Senior Network Engineer

Responsibilities:

• Manage network security including PIX firewalls, IDS, VPN, and web monitoring.
• Oversee VPN security and ensure that security requirements are met by configuring the Cisco PIX for VPN Remote access and site-to-site VPN tunnels using 3DES and either MD5 or SHA.
• Coordinate with TNOSC (Fort Huachuca - Army Security), RCERT and CID to resolve security-related incidents.
• Ensure that workstations meet Army Security standards and DITSCAP requirements using the Real Secure ISS scanner and Harris Stat Scanner to run scans based on Army requirements.
• Configure Cisco 7206 perimeter router access lists; configure and maintain Cisco 7206, 4000, 3640 and 2500 series routers; perform LAN/WAN troubleshooting; and monitor the network using Cisco Works, Traffic Director, and Network Monitor.
• Implement and administer SMS for the entire WRAIR site, Active Directory administration and troubleshooting, and assist in disaster recovery planning.
• Replacing the 5500 access layer switches with GB/VoIP capable 4506 series switches.
• Planning for the future implementation of Cisco VoIP.
• Implementing OSPF as the routing protocol of choice and
• Implementing VRRP as the standby protocol replacing HSRP.
• Redesigning the VLAN architecture to make better use of the IP address space.
• Configured 2 PIX 525 Firewall devices for stateful failover. Also, configured the PIX to interface with Web Sense for URL Filtering.
• Configured and deployed a Cisco CE 7305 Content Engine for the WRAIR Enterprise.

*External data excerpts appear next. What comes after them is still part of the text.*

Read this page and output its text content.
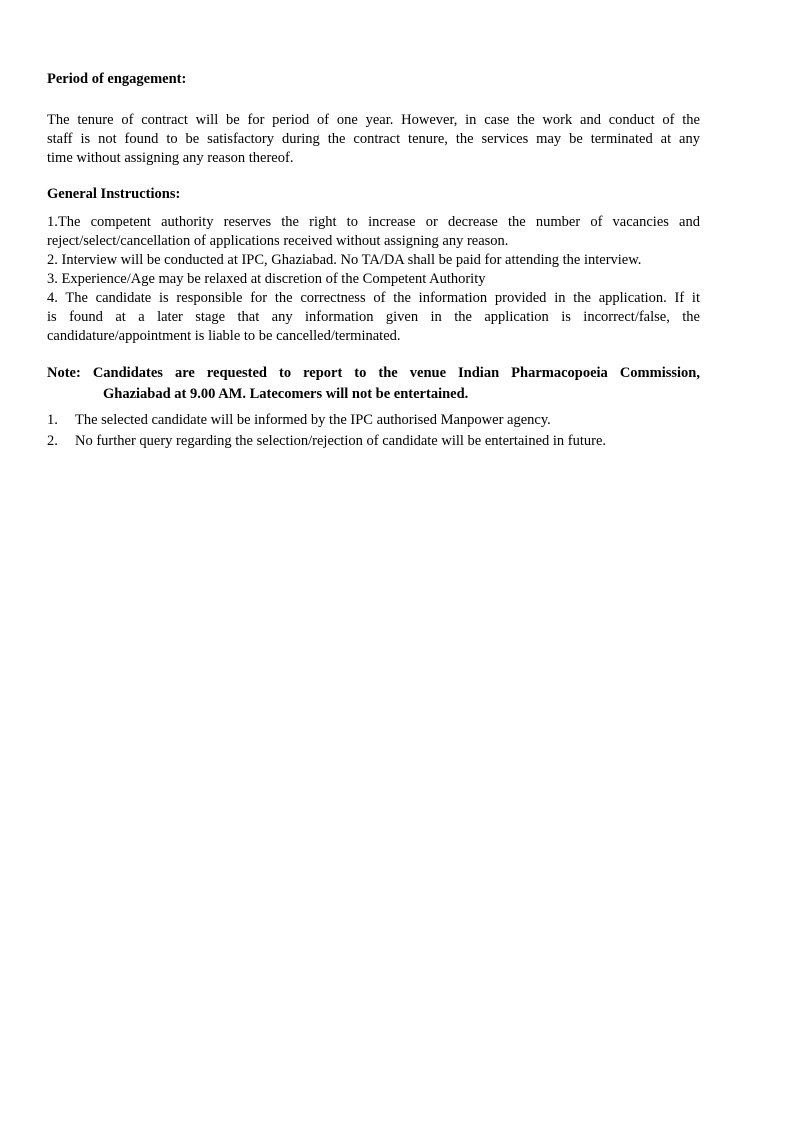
Period of engagement:

The tenure of contract will be for period of one year. However, in case the work and conduct of the
staff is not found to be satisfactory during the contract tenure, the services may be terminated at any
time without assigning any reason thereof.

General Instructions:

1.The competent authority reserves the right to increase or decrease the number of vacancies and
reject/select/cancellation of applications received without assigning any reason.

2. Interview will be conducted at IPC, Ghaziabad. No TA/DA shall be paid for attending the interview.

3. Experience/Age may be relaxed at discretion of the Competent Authority

4. The candidate is responsible for the correctness of the information provided in the application. If it
is found at a later stage that any information given in the application is incorrect/false, the
candidature/appointment is liable to be cancelled/terminated.

Note: Candidates are requested to report to the venue Indian Pharmacopoeia Commission,
Ghaziabad at 9.00 AM. Latecomers will not be entertained.

1.	The selected candidate will be informed by the IPC authorised Manpower agency.
2.	No further query regarding the selection/rejection of candidate will be entertained in future.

Used WCCP for this purpose.
• Setup Cisco Secure ACS server for user and group authentication.
• Utilized Real Secure IDS to monitor network traffic, track worms and other malicious traffic.
• Assisted help desk engineers in migrating user desktops to a new Active Directory domain using the Fast Lane Migrator tool.
• Coordinated with Confidential and MEDCOM to ensure a successful migration.
• Applied similar tools to migrate user profiles.
• Implemented, configured, and managed an FC4700 Dell/EMC NAS/SAN that involves a 9TB SAN made available to users through a clustered Windows server connected to the LAN using a Brocade fiber optic switch and using Zones to make the SAN accessible to individual servers.
• Configured SMS 2.0 to use Feature Pack Tools to scan and update workstations on the LAN with the most current security updates from Microsoft to help combat the worms attacks by proactively update the workstations.
• Setup a RAID5 Data Storage system for the NOC using a Compaq RA 8000 Fiber Channel Raid system
• Installed and Configured a MS Windows SUS server.
• Provided team training to ensure successful completion of the project.
• Performed basic and advanced troubleshooting and problem resolution.
• Ensured safe and complete transfer of data from the Novell servers to the NT servers.
• Administered NT security for user directories.
• Configured the data storage systems and also managed the data backup systems (ARC Serve for NT).
• Implemented and tested Win-Install to facilitate remote installation of desktop applications.
• Served as Technology Consultant and member of the server/mail migration team for a multi-vendor team that designed and implemented the new NT architecture.
• Performed Novell and NT administration and migration, CC-Mail to MS-Exchange migration, disaster recovery, and implement future architecture changes for both the Novell and Microsoft NT environments.
• Replace Windows 3.x workstations with NT 4.0 workstations, corrected related application issues, and completed “clean-up” work that included migrating users not included during the main project schedule.
• Resolved server-related issues and supported migration teams in the field.
• Delivered user training and performed troubleshooting to resolve user problems.

Confidential

Network Engineer

Responsibilities:

• Implemented a Novell 4.1 network with over 400 nodes that took full advantage of NetWare 4.1’s management capabilities including centralized management of 2 sites, replication, and disaster recovery.
• Maintained a Hughes VSAT system used to connect remote sites nation wide.
• Provided systems administration and hardware and OS upgrades on Compaq and IBM servers and desktops.
• Supported Netware, NT servers, and multiple desktop operating systems and applications and worked as a Field Support LAN Engineer.